A taxa de homicídios de Cali, hoje, ainda é da ordem 80 por 100 mil habitantes, o que corresponde a mais de sete vezes a de São Paulo — onde, de fato, se assistiu a uma redução de mortes de mais 70% em 12 anos. Gaviria acha que é possível transformar um assassino de 14 anos num bom cidadão… Pode ser. A questão é saber como responder à família da pessoa que ele matou, como convencer outros de que matar é um mau negócio (se houver só um curso de cidadania pela frente, a coisa poderá se complicar) e como oferecer segurança às pessoas que não são obrigadas a pagar por essa conversão com a própria pele.

O sr. defende a administração de doses pequenas de droga. Como funcionaria? Dou um exemplo. Na Suíça, há muitos anos, se fez um grande esforço para que as pessoas deixassem a heroína. No entanto, para os viciados que não foram capazes de abandoná-la, se a pessoa tem uma vida produtiva, o Estado fornece a morfina, e ela vai trabalhar todos os dias. A sociedade tem de ser prática. Esses programas não podem ser administrados com moralismo e preconceito. É melhor que o Estado forneça as drogas aos viciados que não se recuperam e não respondem ao tratamento do que ter meninos assaltando pelas ruas do Rio e de São Paulo para conseguir dinheiro e assim comprar drogas. Fazer o quê? Um sujeito que esposa essa tese e usa a Suíça como exemplo mereceria chicote — caso houvesse um chicote para ideias, claro!

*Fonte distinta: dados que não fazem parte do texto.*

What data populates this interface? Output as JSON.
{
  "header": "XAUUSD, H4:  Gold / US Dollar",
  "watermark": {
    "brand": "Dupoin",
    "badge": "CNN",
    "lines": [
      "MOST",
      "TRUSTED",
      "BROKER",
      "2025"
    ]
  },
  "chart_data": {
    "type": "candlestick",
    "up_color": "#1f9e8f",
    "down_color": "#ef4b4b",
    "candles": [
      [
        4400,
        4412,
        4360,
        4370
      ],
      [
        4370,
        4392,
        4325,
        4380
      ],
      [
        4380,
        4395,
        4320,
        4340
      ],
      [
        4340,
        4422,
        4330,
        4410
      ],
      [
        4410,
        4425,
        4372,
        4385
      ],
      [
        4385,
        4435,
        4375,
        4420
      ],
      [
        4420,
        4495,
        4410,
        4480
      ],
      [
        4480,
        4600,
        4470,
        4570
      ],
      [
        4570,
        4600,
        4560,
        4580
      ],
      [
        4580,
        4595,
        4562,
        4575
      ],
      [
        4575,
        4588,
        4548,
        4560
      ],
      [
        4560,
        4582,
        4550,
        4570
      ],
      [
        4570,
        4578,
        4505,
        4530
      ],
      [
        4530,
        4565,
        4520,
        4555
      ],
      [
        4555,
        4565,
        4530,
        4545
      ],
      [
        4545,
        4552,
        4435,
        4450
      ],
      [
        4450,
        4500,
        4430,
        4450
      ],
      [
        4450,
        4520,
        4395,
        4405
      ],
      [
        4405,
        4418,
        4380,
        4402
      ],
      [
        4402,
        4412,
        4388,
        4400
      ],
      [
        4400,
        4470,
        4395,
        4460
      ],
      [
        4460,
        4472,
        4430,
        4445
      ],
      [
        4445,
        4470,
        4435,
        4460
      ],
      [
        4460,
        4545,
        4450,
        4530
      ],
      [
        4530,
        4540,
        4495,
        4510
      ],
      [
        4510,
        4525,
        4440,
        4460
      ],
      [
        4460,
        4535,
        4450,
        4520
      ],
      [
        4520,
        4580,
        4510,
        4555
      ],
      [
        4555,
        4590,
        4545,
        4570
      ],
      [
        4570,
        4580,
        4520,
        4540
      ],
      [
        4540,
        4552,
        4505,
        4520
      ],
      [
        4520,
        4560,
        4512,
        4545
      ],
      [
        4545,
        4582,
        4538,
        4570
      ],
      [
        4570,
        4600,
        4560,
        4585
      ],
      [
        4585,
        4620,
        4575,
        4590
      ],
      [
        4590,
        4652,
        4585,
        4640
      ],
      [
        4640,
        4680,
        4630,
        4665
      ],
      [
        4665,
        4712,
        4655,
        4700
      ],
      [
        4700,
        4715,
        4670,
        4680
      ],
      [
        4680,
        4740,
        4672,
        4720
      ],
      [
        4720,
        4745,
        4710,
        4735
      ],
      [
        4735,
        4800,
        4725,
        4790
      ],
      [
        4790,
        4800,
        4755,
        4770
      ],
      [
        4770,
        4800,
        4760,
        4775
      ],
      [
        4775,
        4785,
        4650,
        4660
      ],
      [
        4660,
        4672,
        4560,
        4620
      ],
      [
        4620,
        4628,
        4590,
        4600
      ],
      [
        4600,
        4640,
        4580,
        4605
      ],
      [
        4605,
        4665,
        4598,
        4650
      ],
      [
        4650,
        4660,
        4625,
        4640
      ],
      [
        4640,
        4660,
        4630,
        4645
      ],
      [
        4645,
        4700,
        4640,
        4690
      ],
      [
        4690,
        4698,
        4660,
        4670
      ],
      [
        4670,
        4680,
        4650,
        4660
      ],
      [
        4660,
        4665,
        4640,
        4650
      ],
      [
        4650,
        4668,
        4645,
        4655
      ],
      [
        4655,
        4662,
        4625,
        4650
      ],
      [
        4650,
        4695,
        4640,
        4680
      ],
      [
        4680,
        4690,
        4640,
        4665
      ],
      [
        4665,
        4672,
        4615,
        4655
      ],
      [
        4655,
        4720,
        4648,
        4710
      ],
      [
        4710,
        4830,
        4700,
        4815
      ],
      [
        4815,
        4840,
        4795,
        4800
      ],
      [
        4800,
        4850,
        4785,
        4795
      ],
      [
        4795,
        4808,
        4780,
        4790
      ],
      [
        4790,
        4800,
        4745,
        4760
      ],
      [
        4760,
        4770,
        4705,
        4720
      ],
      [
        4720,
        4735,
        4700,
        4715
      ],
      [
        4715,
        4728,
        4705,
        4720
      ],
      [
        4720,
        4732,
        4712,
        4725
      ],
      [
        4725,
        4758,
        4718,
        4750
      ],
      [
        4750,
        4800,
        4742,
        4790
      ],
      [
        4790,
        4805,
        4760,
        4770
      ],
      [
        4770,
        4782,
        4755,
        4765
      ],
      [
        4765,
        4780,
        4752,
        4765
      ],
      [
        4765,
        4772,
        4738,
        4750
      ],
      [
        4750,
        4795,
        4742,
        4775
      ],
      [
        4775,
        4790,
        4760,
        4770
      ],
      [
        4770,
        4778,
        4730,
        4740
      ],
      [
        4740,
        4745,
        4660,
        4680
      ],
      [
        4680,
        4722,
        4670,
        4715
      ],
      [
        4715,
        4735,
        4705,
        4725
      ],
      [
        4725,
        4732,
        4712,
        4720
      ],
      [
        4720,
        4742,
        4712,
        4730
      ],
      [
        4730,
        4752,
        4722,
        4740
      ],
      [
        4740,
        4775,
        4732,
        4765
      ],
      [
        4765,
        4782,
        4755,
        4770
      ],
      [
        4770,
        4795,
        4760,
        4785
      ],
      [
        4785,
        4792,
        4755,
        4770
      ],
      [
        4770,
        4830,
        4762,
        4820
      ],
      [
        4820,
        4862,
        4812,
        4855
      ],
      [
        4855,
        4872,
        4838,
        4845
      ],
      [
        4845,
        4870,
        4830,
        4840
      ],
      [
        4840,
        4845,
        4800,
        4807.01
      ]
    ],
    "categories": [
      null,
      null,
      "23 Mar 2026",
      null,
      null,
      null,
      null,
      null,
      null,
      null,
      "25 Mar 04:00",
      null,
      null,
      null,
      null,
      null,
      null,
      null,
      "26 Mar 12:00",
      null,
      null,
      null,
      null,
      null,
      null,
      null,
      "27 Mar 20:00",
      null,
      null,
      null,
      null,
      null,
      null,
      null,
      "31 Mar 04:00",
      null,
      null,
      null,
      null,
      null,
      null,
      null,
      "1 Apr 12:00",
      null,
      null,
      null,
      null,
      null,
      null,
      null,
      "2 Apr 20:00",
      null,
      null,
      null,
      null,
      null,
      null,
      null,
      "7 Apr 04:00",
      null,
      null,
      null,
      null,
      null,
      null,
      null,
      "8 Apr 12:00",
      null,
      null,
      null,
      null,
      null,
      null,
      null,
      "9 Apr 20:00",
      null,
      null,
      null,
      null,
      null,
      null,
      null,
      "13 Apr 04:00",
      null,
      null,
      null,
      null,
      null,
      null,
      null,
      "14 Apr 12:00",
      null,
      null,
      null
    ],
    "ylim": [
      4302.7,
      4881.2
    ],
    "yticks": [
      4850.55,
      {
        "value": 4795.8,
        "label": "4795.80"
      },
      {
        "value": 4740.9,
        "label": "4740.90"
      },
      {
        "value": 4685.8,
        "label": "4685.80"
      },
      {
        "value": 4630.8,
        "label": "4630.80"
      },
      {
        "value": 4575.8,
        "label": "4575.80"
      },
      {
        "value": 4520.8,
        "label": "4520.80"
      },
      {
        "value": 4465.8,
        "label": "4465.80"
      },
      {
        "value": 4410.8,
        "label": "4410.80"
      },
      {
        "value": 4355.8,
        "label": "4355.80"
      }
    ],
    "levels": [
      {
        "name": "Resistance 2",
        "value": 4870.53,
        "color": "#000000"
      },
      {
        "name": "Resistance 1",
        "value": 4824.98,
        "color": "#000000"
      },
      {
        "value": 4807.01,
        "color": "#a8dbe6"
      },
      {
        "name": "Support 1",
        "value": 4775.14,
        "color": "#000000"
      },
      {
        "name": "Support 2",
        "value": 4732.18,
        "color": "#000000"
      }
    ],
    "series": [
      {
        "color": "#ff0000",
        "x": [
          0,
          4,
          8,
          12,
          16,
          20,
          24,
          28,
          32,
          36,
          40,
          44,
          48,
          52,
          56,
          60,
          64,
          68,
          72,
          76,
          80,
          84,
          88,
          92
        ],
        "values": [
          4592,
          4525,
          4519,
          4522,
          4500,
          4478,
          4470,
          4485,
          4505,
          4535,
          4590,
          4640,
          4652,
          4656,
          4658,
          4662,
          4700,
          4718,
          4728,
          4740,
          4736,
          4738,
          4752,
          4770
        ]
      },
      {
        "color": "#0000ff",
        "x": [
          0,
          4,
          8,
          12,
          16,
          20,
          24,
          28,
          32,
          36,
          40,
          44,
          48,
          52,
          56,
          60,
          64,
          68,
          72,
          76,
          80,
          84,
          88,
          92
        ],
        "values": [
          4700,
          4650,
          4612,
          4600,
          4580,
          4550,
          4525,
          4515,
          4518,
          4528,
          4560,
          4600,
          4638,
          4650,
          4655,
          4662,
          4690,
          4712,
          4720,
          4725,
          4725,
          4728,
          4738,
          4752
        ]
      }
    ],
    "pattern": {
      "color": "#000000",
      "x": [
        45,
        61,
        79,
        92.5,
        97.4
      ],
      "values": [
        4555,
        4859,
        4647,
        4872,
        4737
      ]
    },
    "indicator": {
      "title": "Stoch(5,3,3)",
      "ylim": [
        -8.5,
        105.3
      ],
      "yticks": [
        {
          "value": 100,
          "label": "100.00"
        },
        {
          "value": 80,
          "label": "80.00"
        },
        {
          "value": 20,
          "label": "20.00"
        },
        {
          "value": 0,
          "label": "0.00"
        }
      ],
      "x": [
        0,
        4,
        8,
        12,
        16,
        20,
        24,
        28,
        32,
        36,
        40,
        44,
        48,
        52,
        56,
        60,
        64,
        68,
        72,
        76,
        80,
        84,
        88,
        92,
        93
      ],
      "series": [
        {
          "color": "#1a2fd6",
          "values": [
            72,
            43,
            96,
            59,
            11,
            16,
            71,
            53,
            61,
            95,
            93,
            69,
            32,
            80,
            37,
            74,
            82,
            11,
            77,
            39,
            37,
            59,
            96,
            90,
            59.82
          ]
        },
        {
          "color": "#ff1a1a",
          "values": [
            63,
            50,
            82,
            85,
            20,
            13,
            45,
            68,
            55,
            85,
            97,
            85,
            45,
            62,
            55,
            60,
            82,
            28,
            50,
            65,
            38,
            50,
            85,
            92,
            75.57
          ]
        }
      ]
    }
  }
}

Por que o sr. prefere falar em regular em vez de legalizar? Legalizar é uma palavra que expressa cansaço, um rechaço à política. Mas o que precisamos fazer é regular, porque obviamente só se vai permitir o acesso às drogas a pessoas de certa idade, em certas condições, com os controles necessários. A regulação é algo que chegará aos EUA em breve, enquanto o Brasil começa o caminho contrário, ao insistir numa política fracassada. Ah, bom! Então primeiro se libera e depois se negocia com os russos, não é? Dá para entender por que Gaviria fracassou espetacularmente na negociação com as Farc e permitiu o fortalecimento da guerrilha. Vamos pensar nesse estado ideal dele, com “regulação” das drogas e acesso controlado. Um pouco de lógica elementar: se o narcotráfico fura o bloqueio do estado “repressor”, por que não conseguiria furar o do estado que ele chama “regulador”?

Leiam lá o resto da entrevista. É de espantar! Fiz, no entanto, uma consulta nos mecanismos de busca. Está no site da Folha há umas poucas horas e já foi espetacularmente replicada. O lobby das pessoas favoráveis à descriminação das drogas é um dos mais eficientes do mundo e do Brasil. É a “minoria” mais organizada do país — e também a mais endinheirada.